Plataforma se diz contra a cultura do cancelamento, mas a ideia é usá-la para que se espalhem fake news e desinformação

Por Alessandro Giannini Materia seguir SEGUIR Materia seguir SEGUINDO Atualizado em 4 jun 2024, 13h08 - Publicado em 20 ago 2021, 06h00

No dia 4 de julho, o senador Flávio Bolsonaro (Patriota) foi ao Twitter anunciar o lançamento da Gettr, nova rede social associada ao ex-presidente americano Donald Trump. O filho Zero Um do presidente Jair Bolsonaro acrescentou na postagem que já havia aberto uma conta em seu nome na nova plataforma. Antes de conclamar seus seguidores a acompanhá-lo, ele não se furtou a uma provocação. “Mais uma rede em defesa da liberdade”, afirmou. Coincidência ou não, um dia depois da celebração bolsonarista os registros de novos usuários falantes de português no recém-criado ambiente virtual ultrapassaram temporariamente os que se comunicavam em inglês. Segundo dados da própria empresa, depois dos Estados Unidos, o Brasil é o país com maior número de participantes: em torno de 80 000 pessoas.
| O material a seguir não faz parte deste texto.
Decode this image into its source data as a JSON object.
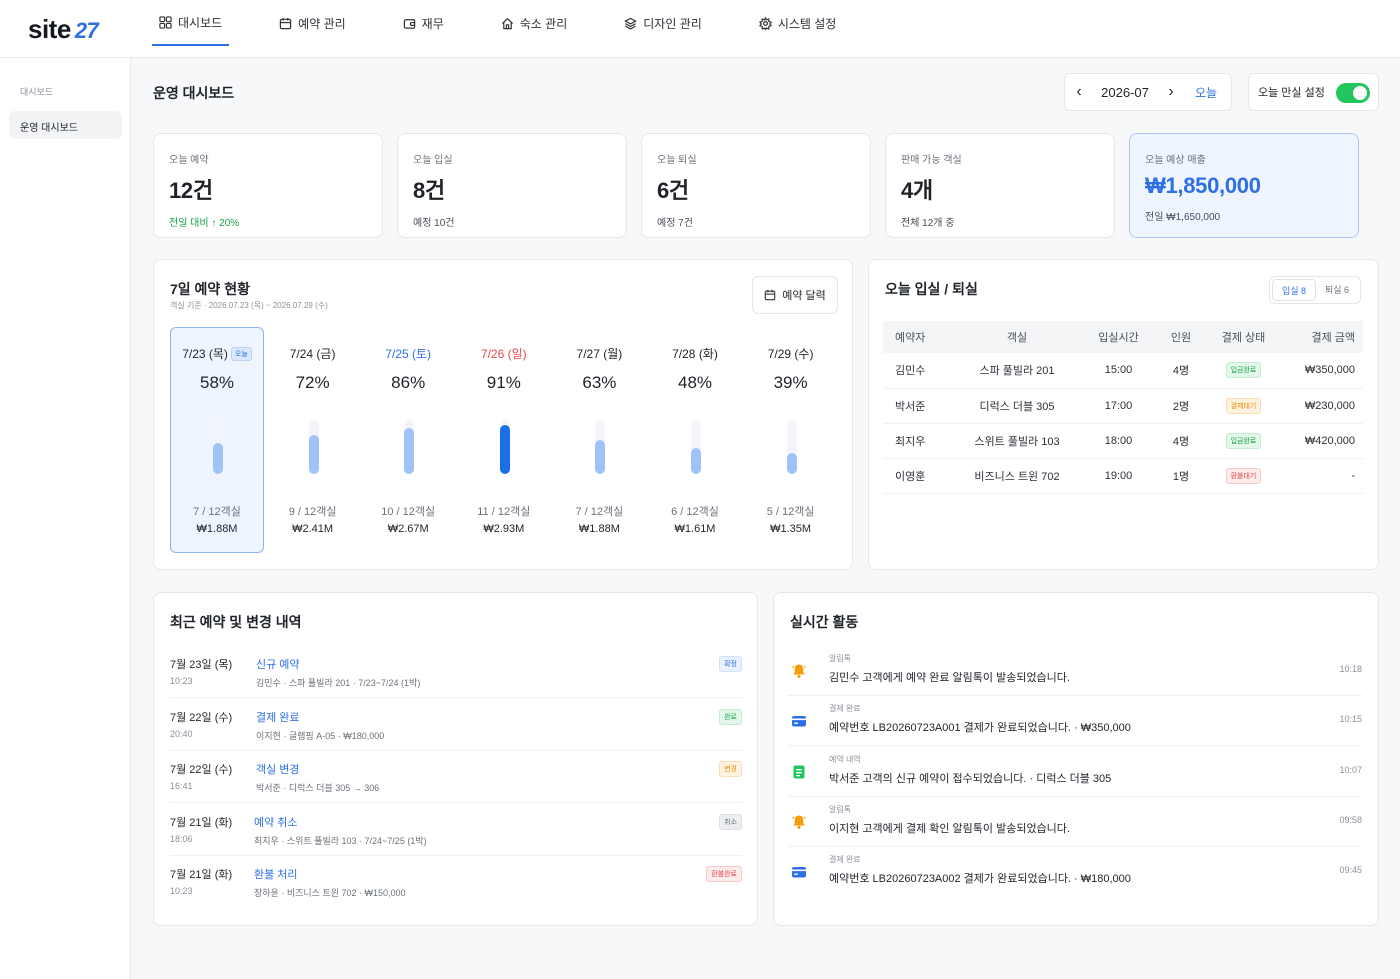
{
  "brand": {
    "name": "site",
    "mark": "27"
  },
  "nav": [
    {
      "label": "대시보드",
      "icon": "grid-icon",
      "active": true
    },
    {
      "label": "예약 관리",
      "icon": "calendar-icon"
    },
    {
      "label": "재무",
      "icon": "wallet-icon"
    },
    {
      "label": "숙소 관리",
      "icon": "home-icon"
    },
    {
      "label": "디자인 관리",
      "icon": "layers-icon"
    },
    {
      "label": "시스템 설정",
      "icon": "gear-icon"
    }
  ],
  "sidebar": {
    "section": "대시보드",
    "items": [
      {
        "label": "운영 대시보드"
      }
    ]
  },
  "header": {
    "title": "운영 대시보드",
    "month": "2026-07",
    "today_label": "오늘",
    "full_label": "오늘 만실 설정",
    "full_enabled": true
  },
  "stats": [
    {
      "label": "오늘 예약",
      "value": "12건",
      "sub": "전일 대비 ↑ 20%"
    },
    {
      "label": "오늘 입실",
      "value": "8건",
      "sub": "예정 10건"
    },
    {
      "label": "오늘 퇴실",
      "value": "6건",
      "sub": "예정 7건"
    },
    {
      "label": "판매 가능 객실",
      "value": "4개",
      "sub": "전체 12개 중"
    },
    {
      "label": "오늘 예상 매출",
      "value": "₩1,850,000",
      "sub": "전일 ₩1,650,000"
    }
  ],
  "week": {
    "title": "7일 예약 현황",
    "subtitle": "객실 기준 · 2026.07.23 (목) ~ 2026.07.29 (수)",
    "calendar_label": "예약 달력",
    "today_badge": "오늘",
    "days": [
      {
        "label": "7/23 (목)",
        "pct": "58%",
        "rate": 0.58,
        "rooms": "7 / 12객실",
        "revenue": "₩1.88M",
        "kind": "weekday",
        "today": true
      },
      {
        "label": "7/24 (금)",
        "pct": "72%",
        "rate": 0.72,
        "rooms": "9 / 12객실",
        "revenue": "₩2.41M",
        "kind": "weekday"
      },
      {
        "label": "7/25 (토)",
        "pct": "86%",
        "rate": 0.86,
        "rooms": "10 / 12객실",
        "revenue": "₩2.67M",
        "kind": "sat"
      },
      {
        "label": "7/26 (일)",
        "pct": "91%",
        "rate": 0.91,
        "rooms": "11 / 12객실",
        "revenue": "₩2.93M",
        "kind": "sun"
      },
      {
        "label": "7/27 (월)",
        "pct": "63%",
        "rate": 0.63,
        "rooms": "7 / 12객실",
        "revenue": "₩1.88M",
        "kind": "weekday"
      },
      {
        "label": "7/28 (화)",
        "pct": "48%",
        "rate": 0.48,
        "rooms": "6 / 12객실",
        "revenue": "₩1.61M",
        "kind": "weekday"
      },
      {
        "label": "7/29 (수)",
        "pct": "39%",
        "rate": 0.39,
        "rooms": "5 / 12객실",
        "revenue": "₩1.35M",
        "kind": "weekday"
      }
    ]
  },
  "inout": {
    "title": "오늘 입실 / 퇴실",
    "tabs": [
      "입실 8",
      "퇴실 6"
    ],
    "columns": [
      "예약자",
      "객실",
      "입실시간",
      "인원",
      "결제 상태",
      "결제 금액"
    ],
    "rows": [
      {
        "guest": "김민수",
        "room": "스파 풀빌라 201",
        "time": "15:00",
        "people": "4명",
        "status": "입금완료",
        "tone": "g",
        "amount": "₩350,000"
      },
      {
        "guest": "박서준",
        "room": "디럭스 더블 305",
        "time": "17:00",
        "people": "2명",
        "status": "결제대기",
        "tone": "o",
        "amount": "₩230,000"
      },
      {
        "guest": "최지우",
        "room": "스위트 풀빌라 103",
        "time": "18:00",
        "people": "4명",
        "status": "입금완료",
        "tone": "g",
        "amount": "₩420,000"
      },
      {
        "guest": "이영훈",
        "room": "비즈니스 트윈 702",
        "time": "19:00",
        "people": "1명",
        "status": "환불대기",
        "tone": "r",
        "amount": "-"
      }
    ]
  },
  "recent": {
    "title": "최근 예약 및 변경 내역",
    "items": [
      {
        "date": "7월 23일 (목)",
        "time": "10:23",
        "type": "신규 예약",
        "desc": "김민수 · 스파 풀빌라 201 · 7/23~7/24 (1박)",
        "badge": "확정",
        "tone": "b"
      },
      {
        "date": "7월 22일 (수)",
        "time": "20:40",
        "type": "결제 완료",
        "desc": "이지현 · 글램핑 A-05 · ₩180,000",
        "badge": "완료",
        "tone": "g"
      },
      {
        "date": "7월 22일 (수)",
        "time": "16:41",
        "type": "객실 변경",
        "desc": "박서준 · 디럭스 더블 305 → 306",
        "badge": "변경",
        "tone": "o"
      },
      {
        "date": "7월 21일 (화)",
        "time": "18:06",
        "type": "예약 취소",
        "desc": "최지우 · 스위트 풀빌라 103 · 7/24~7/25 (1박)",
        "badge": "취소",
        "tone": "gr"
      },
      {
        "date": "7월 21일 (화)",
        "time": "10:23",
        "type": "환불 처리",
        "desc": "장하윤 · 비즈니스 트윈 702 · ₩150,000",
        "badge": "환불완료",
        "tone": "r"
      }
    ]
  },
  "activity": {
    "title": "실시간 활동",
    "items": [
      {
        "category": "알림톡",
        "message": "김민수 고객에게 예약 완료 알림톡이 발송되었습니다.",
        "time": "10:18",
        "icon": "bell-icon"
      },
      {
        "category": "결제 완료",
        "message": "예약번호 LB20260723A001 결제가 완료되었습니다. · ₩350,000",
        "time": "10:15",
        "icon": "card-icon"
      },
      {
        "category": "예약 내역",
        "message": "박서준 고객의 신규 예약이 접수되었습니다. · 디럭스 더블 305",
        "time": "10:07",
        "icon": "document-icon"
      },
      {
        "category": "알림톡",
        "message": "이지현 고객에게 결제 확인 알림톡이 발송되었습니다.",
        "time": "09:58",
        "icon": "bell-icon"
      },
      {
        "category": "결제 완료",
        "message": "예약번호 LB20260723A002 결제가 완료되었습니다. · ₩180,000",
        "time": "09:45",
        "icon": "card-icon"
      }
    ]
  },
  "colors": {
    "accent": "#2f6fe4",
    "success": "#22c55e",
    "bar_light": "#9ec3f7",
    "bar_strong": "#1a6fe8",
    "bell": "#f59e0b"
  }
}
Embora seja abertamente pró-­Trump, a Gettr não conta com o antigo inquilino da Casa Branca em suas fileiras. Na verdade, a nova rede social foi criada por Jason Miller, que atuou como porta-voz do ex-presidente americano. Miller é o CEO da empresa, que tem sede em Nova York. Ele foi o primeiro a dar boas-vindas a Flávio Bolsonaro em uma publicação, destacando que sua conta era uma das poucas brasileiras com selo de verificação. “É uma honra ter o Brasil representado de uma forma tão proeminente”, escreveu o executivo. Além de Flávio, o pai e o irmão Eduardo também têm perfis verificados. Não por acaso, Miller vem ao país na próxima semana. Na agenda, está previsto um encontro com os Bolsonaro.

TRUMP - Alvo: serviço dará voz a falácias como fraude na eleição americana -
TRUMP - Alvo: serviço dará voz a falácias como fraude na eleição americana – (./AFP)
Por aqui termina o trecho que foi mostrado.